Research Presentation by Bill Bonner and Morina Rennie
Fri., Mar. 6, 2015 10:30 a.m.
Location: Education Building, Room 558
Faculty members Bill Bonner and Morina Rennie will present their research entitled, "Regina’s P3 referendum: A vote hijacked by a war of numbers from nowhere".
Summary
Public Private Partnerships (P3a) are relatively recent innovations in the public infrastructure development space in Canada. This paper explores the strange circumstances surrounding a referendum held in Regina Saskatchewan, on City Hall’s prior decision to pursue a P3 model of building, financing and operating a municipal infrastructure project. What started off as an instance of vibrant public engagement, ultimately forcing the referendum, turned into a war of numbers from nowhere; a contest between numbers without verifiable origins due to the practice of shielding P3 calculative technologies.
Using Actor-Network Theory we focus on the enlistment by P3 proponents of numbers from the Value for Money chart contained in a report produced by experts, Deloitte, for the City. The expert calculations supporting these numbers were severely redacted in reports released to the public. Despite the lack of verifiable substance these numbers were enlisted by P3 proponents and came to speak volumes during the referendum, effectively drowning out all other discourse.
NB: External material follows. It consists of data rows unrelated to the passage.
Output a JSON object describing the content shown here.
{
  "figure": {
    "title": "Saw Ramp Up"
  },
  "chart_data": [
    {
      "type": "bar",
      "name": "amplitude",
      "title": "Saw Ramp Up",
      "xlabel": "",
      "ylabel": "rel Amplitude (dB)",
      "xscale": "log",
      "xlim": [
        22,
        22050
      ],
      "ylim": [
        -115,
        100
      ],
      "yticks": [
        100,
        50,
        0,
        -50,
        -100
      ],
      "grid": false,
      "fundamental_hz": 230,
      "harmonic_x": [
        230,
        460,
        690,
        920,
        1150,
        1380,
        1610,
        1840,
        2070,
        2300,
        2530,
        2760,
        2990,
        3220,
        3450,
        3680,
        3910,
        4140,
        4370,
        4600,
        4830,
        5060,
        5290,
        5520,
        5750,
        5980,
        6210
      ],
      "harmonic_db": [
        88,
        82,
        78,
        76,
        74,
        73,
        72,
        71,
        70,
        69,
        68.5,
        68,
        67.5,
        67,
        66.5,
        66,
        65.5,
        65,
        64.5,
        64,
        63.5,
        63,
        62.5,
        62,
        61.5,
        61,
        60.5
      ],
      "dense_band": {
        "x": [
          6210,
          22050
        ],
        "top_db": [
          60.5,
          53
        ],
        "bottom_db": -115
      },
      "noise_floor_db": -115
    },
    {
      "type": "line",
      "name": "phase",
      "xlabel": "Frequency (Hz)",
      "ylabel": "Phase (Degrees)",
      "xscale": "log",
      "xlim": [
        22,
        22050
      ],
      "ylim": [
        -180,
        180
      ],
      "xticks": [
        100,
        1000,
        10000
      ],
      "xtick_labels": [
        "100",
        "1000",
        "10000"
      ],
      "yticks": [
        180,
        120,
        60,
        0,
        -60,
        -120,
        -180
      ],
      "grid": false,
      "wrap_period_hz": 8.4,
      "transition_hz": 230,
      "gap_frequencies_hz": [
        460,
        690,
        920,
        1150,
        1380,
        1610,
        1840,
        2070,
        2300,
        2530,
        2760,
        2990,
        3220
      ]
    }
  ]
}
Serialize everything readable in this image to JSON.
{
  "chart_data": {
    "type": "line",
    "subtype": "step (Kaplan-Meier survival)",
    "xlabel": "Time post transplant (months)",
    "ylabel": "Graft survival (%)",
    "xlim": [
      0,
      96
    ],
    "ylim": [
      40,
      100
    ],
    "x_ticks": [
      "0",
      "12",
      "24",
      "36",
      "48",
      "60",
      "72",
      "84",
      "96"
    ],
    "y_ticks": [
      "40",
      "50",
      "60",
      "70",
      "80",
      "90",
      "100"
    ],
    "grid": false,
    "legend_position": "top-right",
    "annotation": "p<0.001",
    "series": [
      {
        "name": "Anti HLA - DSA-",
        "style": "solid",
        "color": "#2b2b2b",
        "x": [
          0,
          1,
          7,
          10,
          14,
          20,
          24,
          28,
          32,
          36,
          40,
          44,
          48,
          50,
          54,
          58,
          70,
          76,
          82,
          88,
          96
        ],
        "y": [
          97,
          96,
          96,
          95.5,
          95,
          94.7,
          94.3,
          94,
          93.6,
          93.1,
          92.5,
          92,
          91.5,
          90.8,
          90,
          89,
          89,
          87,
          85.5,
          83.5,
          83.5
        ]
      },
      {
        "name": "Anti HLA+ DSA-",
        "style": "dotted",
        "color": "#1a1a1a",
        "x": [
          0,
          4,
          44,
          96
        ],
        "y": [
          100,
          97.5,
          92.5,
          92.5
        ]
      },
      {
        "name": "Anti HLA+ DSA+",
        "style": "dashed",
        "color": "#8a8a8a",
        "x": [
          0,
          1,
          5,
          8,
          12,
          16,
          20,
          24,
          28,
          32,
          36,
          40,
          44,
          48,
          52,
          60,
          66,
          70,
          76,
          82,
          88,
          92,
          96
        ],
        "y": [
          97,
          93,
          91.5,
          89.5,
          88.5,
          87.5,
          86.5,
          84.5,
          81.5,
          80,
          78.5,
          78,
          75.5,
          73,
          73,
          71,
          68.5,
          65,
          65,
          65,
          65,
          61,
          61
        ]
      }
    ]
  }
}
This was aided by the public option proponents who challenged those numbers and added similarly unverifiable numbers of their own, turning the referendum into a war of expert-produced numbers without substance, reducing the referendum question to “Whose numbers do you trust?”
We problematize the Value for Money calculations used so persuasively in this local referendum with the hope of providing others facing similar situations the ability to shine a spotlight in the lack of substance of such numbers, thereby diminishing the ability of spokespersons to use them to hijack the democratic process, reopening the potential for political debate.